ACA repeal in 11 days? 10 things to know Tuesday about the Graham-Cassidy bill

The ACA repeal bill proposed by Sen. Lindsey Graham, R-S.C., and Sen. Bill Cassidy, R-La., has gained momentum in recent days as Republicans whip votes ahead of the September 30 budget reconciliation deadline.

As of Tuesday morning, here are 10 things you need to know about the Graham-Cassidy bill.

1. The Congressional Budget Office has said it could take several weeks before it can provide a point estimate for the bill's impact on the budget deficit, insurance coverage or premium costs. The CBO is aiming to release a bare-bones analysis by early next week. The Senate has also scheduled two hearings on the bill for Monday and Tuesday.  

2. The budget reconciliation rule, which allows the Senate to pass healthcare bills with a simple majority vote, is set to expire September 30. This deadline is key as it allows Senate Republicans to pass legislation on a party-line vote, meaning 50 votes are needed for passage.

3. Senate Majority Leader Mitch McConnell, R-Ky., has said that he will bring the bill to the floor for a vote and support it if Mr. Graham and Mr. Cassidy can demonstrate they have the 50 votes necessary to pass it.

4. The big question now is whether the Republican party can drum up 50 votes in 11 days. One vote is out: Sen. Rand Paul, R-Ky., said he will not support the bill because it maintains ACA taxes and does not do enough to repeal the ACA, according to MSNBC.

5. Arizona Gov. Doug Ducey (R) has endorsed the bill, according to CNBC, which is important given the influential role of Sen. John McCain, R-Ariz. He cast the deciding vote that killed Republican ACA repeal efforts in July when he sided with Democrats and voted against the "skinny" repeal bill, along with Sen. Susan Collins, R-Maine, and Sen. Lisa Murkowski, R-Alaska. It is unclear how Mr. Ducey's endorsement will affect Mr. McCain's support of the proposal. He had previously said he would vote for Graham-Cassidy if Mr. Ducey supported it, but has since said he is not yet supportive of the bill. 

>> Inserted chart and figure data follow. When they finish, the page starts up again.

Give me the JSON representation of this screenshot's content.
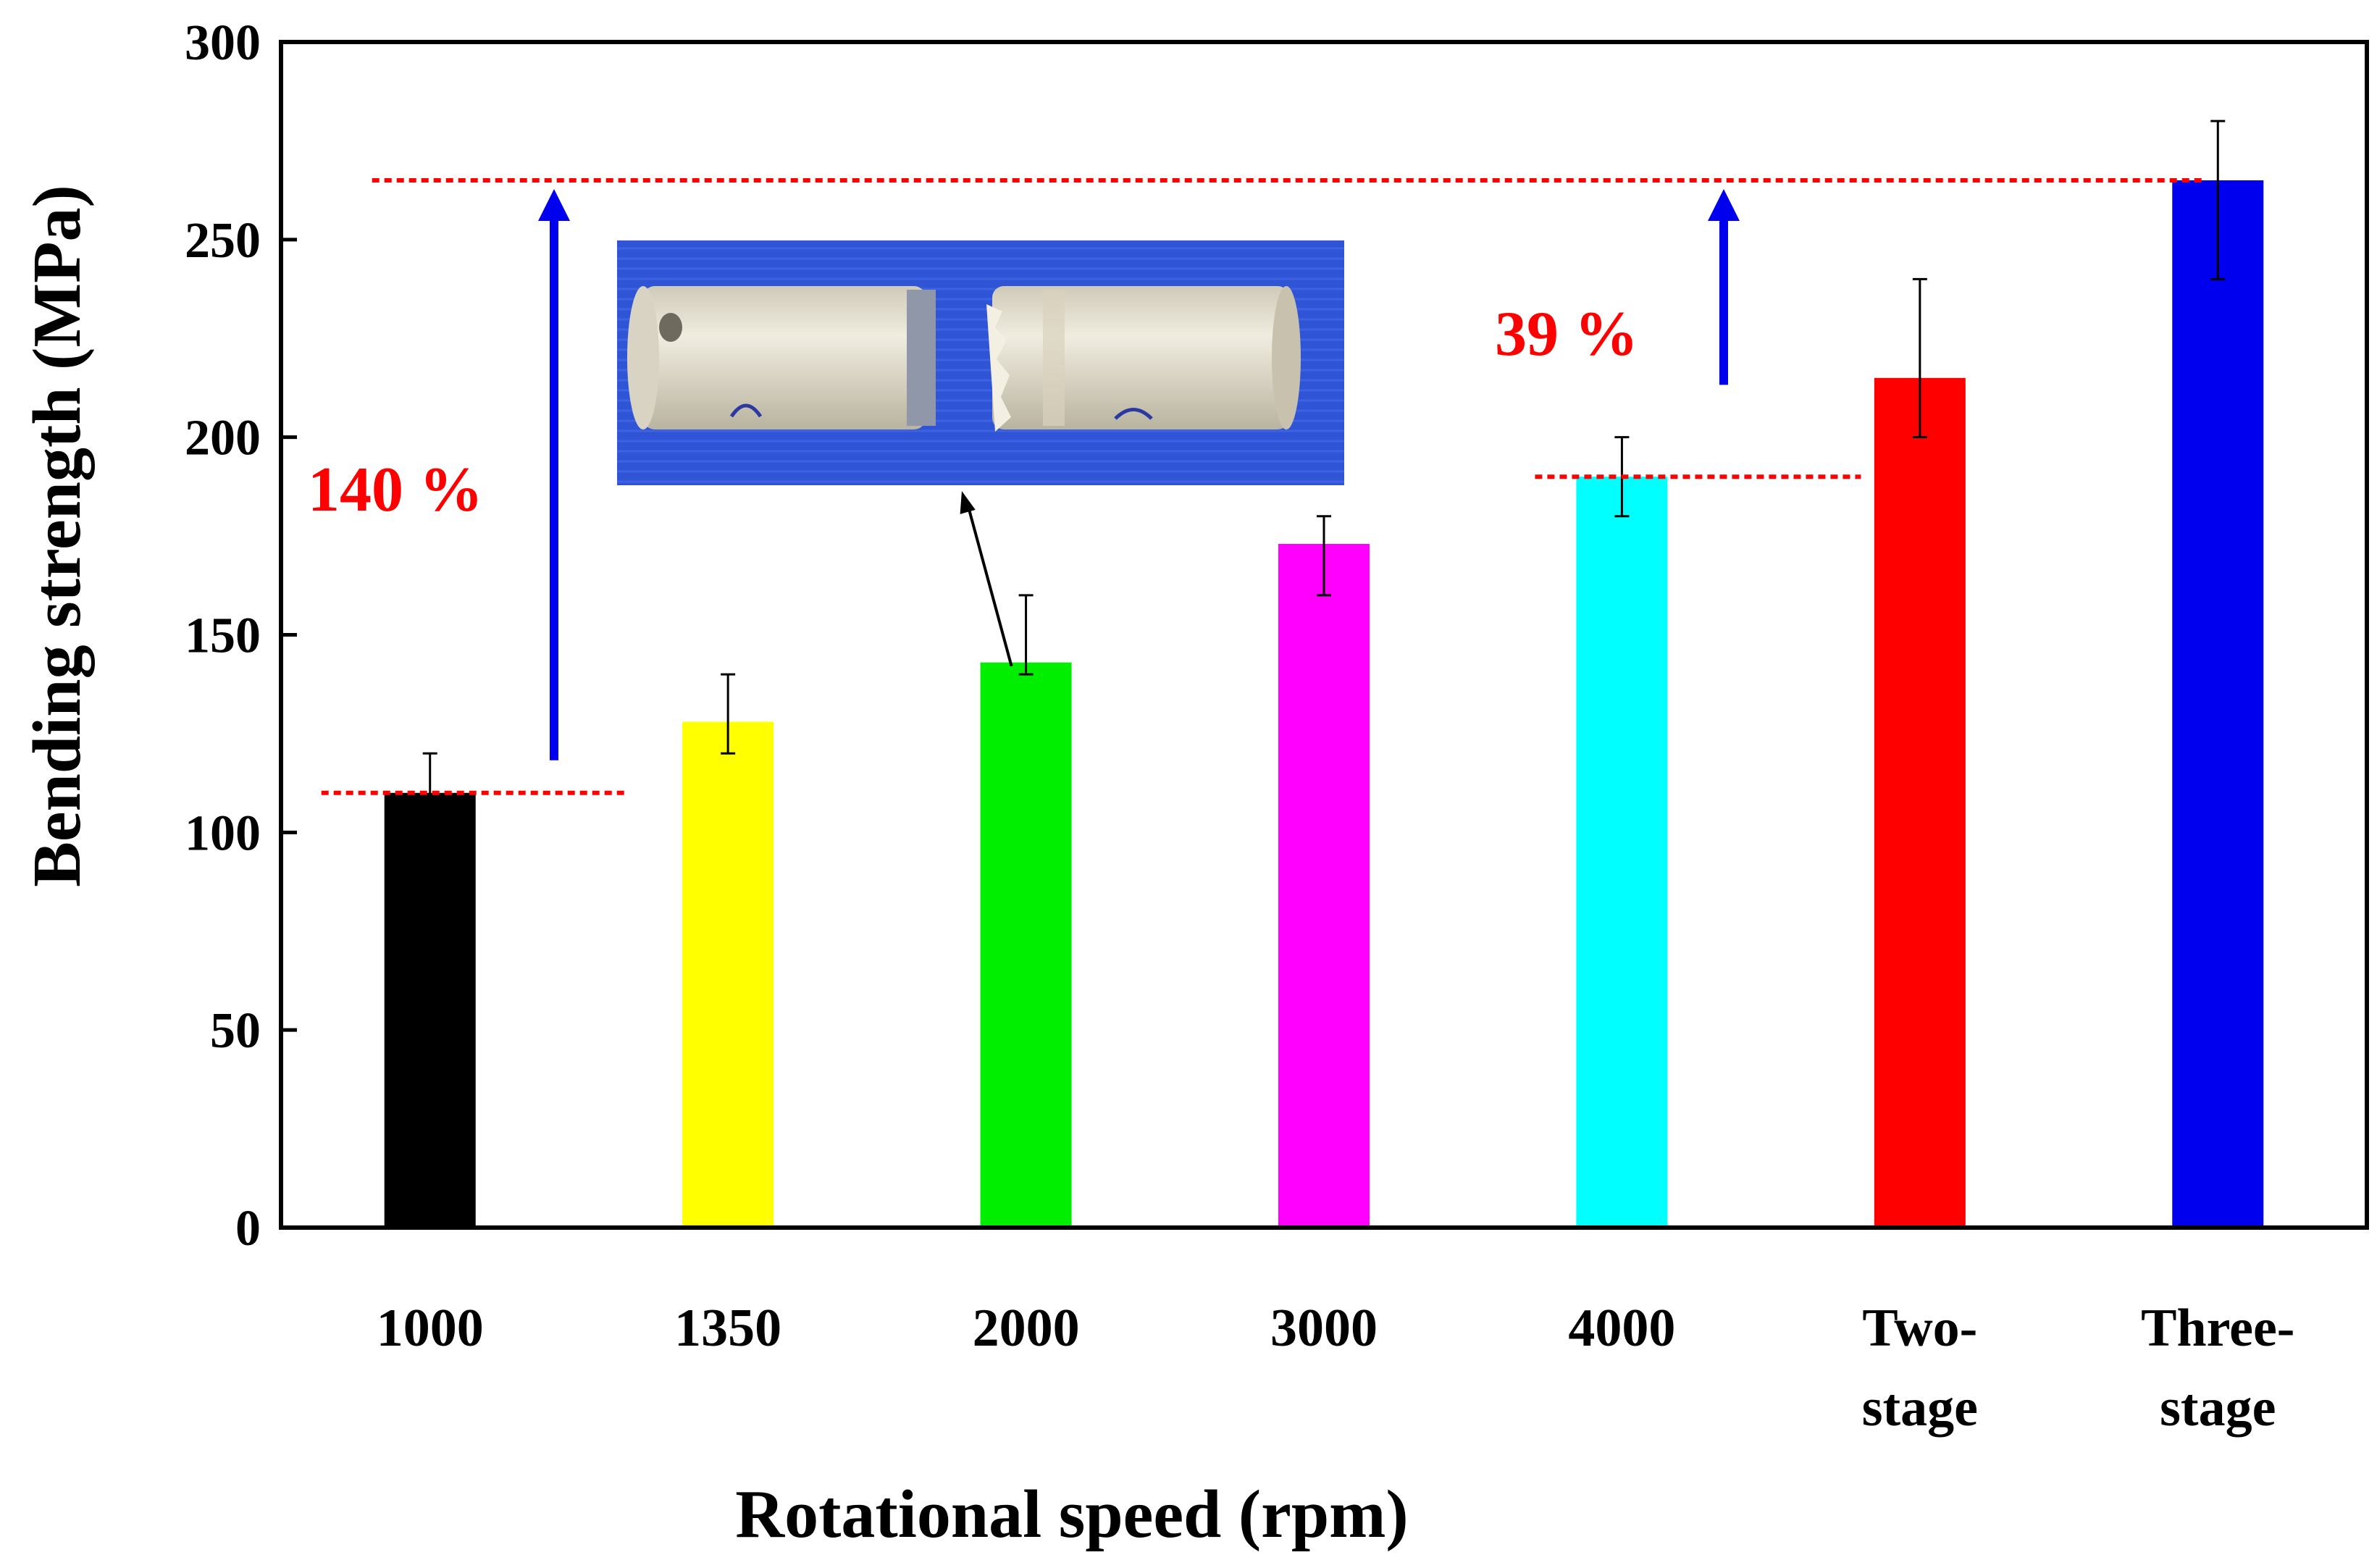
{
  "chart_data": {
    "type": "bar",
    "xlabel": "Rotational speed (rpm)",
    "ylabel": "Bending strength (MPa)",
    "ylim": [
      0,
      300
    ],
    "yticks": [
      0,
      50,
      100,
      150,
      200,
      250,
      300
    ],
    "categories": [
      {
        "lines": [
          "1000"
        ]
      },
      {
        "lines": [
          "1350"
        ]
      },
      {
        "lines": [
          "2000"
        ]
      },
      {
        "lines": [
          "3000"
        ]
      },
      {
        "lines": [
          "4000"
        ]
      },
      {
        "lines": [
          "Two-",
          "stage"
        ]
      },
      {
        "lines": [
          "Three-",
          "stage"
        ]
      }
    ],
    "values": [
      110,
      128,
      143,
      173,
      190,
      215,
      265
    ],
    "error_low": [
      100,
      120,
      140,
      160,
      180,
      200,
      240
    ],
    "error_high": [
      120,
      140,
      160,
      180,
      200,
      240,
      280
    ],
    "colors": [
      "#000000",
      "#ffff00",
      "#00ee00",
      "#ff00ff",
      "#00ffff",
      "#ff0000",
      "#0000ee"
    ],
    "annotations": {
      "increase_1": {
        "text": "140 %",
        "from_value": 110,
        "to_value": 265,
        "color": "#ff0000"
      },
      "increase_2": {
        "text": "39 %",
        "from_value": 190,
        "to_value": 265,
        "color": "#ff0000"
      },
      "arrow_color": "#0000ee",
      "reference_line_color": "#ff0000"
    },
    "inset": {
      "description_icon": "fractured-specimen-photo",
      "points_to_category": "2000",
      "background": "#2f55d6"
    }
  }
}
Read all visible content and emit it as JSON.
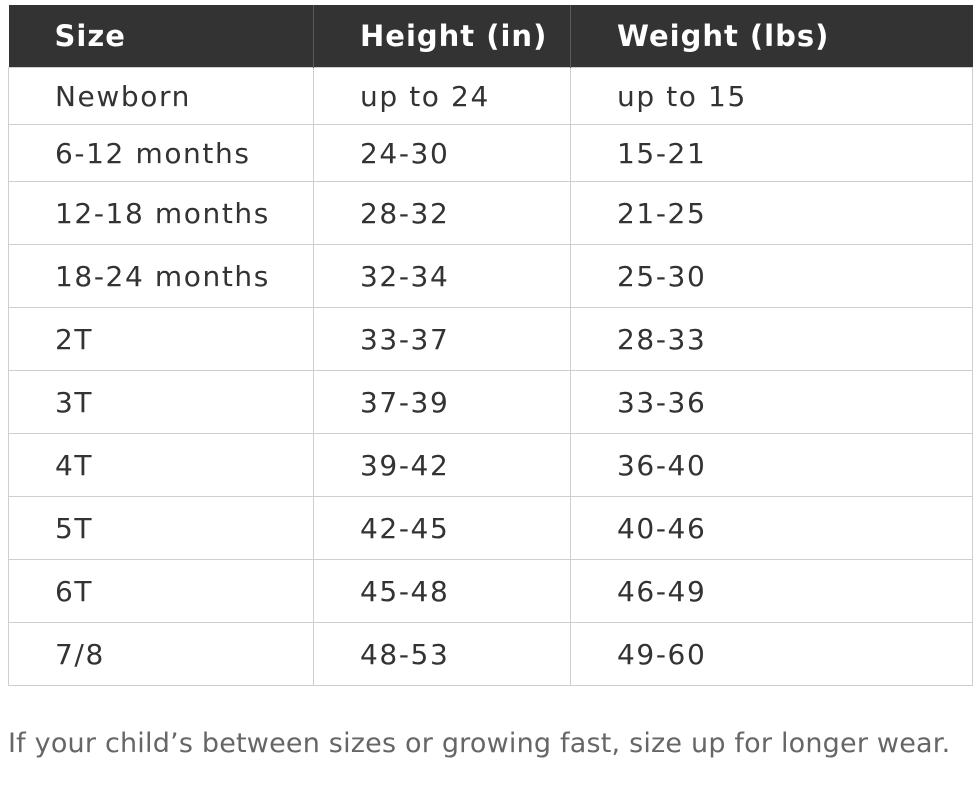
{
  "table": {
    "headers": [
      "Size",
      "Height (in)",
      "Weight (lbs)"
    ],
    "rows": [
      [
        "Newborn",
        "up to 24",
        "up to 15"
      ],
      [
        "6-12 months",
        "24-30",
        "15-21"
      ],
      [
        "12-18 months",
        "28-32",
        "21-25"
      ],
      [
        "18-24 months",
        "32-34",
        "25-30"
      ],
      [
        "2T",
        "33-37",
        "28-33"
      ],
      [
        "3T",
        "37-39",
        "33-36"
      ],
      [
        "4T",
        "39-42",
        "36-40"
      ],
      [
        "5T",
        "42-45",
        "40-46"
      ],
      [
        "6T",
        "45-48",
        "46-49"
      ],
      [
        "7/8",
        "48-53",
        "49-60"
      ]
    ]
  },
  "note": "If your child’s between sizes or growing fast, size up for longer wear.",
  "colors": {
    "header_bg": "#333333",
    "header_text": "#ffffff",
    "body_text": "#333333",
    "border": "#cfcfcf",
    "note_text": "#666666"
  }
}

6. The fact that a vote on the legislation may occur before the CBO can release its full score of the bill may hinder support from Sens. Collins, Murkowski and McCain.

7. Rebekah Gee, MD, secretary of health in Mr. Cassidy's home state of Louisiana, has come out against the proposal, writing that "in its current form, the harm to Louisiana from this legislation far outweighs any benefit," making particular note of cuts to Medicaid expansion.

8. President Donald Trump has said he supports the bill and will sign it into law if it crosses his desk.

9. Analysts say the Graham-Cassidy measure would more drastically remold the ACA by giving states virtually unlimited control over federal dollars that are currently spent on marketplace subsidies and Medicaid expansion. The bill looks to roll back Medicaid expansion and eliminate federal premium subsidies and instead distribute the money spent on these programs to states in the form of block grants. A per-capita Medicaid cap would be imposed under the bill, setting a limit on the amount of Medicaid dollars each enrollee is eligible to receive. Because block grant funding is also capped, states would not be able to give premium subsidies to those who become eligible for such subsidies if their economic conditions change.

10. Under Graham-Cassidy, block grant funding will grow slower than the rate of rising healthcare costs. Though Sens. Cassidy and Graham tout the bill's emphasis on state flexibility, the rate of block grant funding growth would leave states with 34 percent less funding for healthcare by 2026 than they would have had under the ACA, according to The Washington Post. This lack of growth is especially pronounced for states that expanded Medicaid, with states like California and New York facing a 50 percent decrease in healthcare funding by 2026. The bill also allows states to waive certain ACA essential health benefits, no longer providing protections for those with preexisting conditions.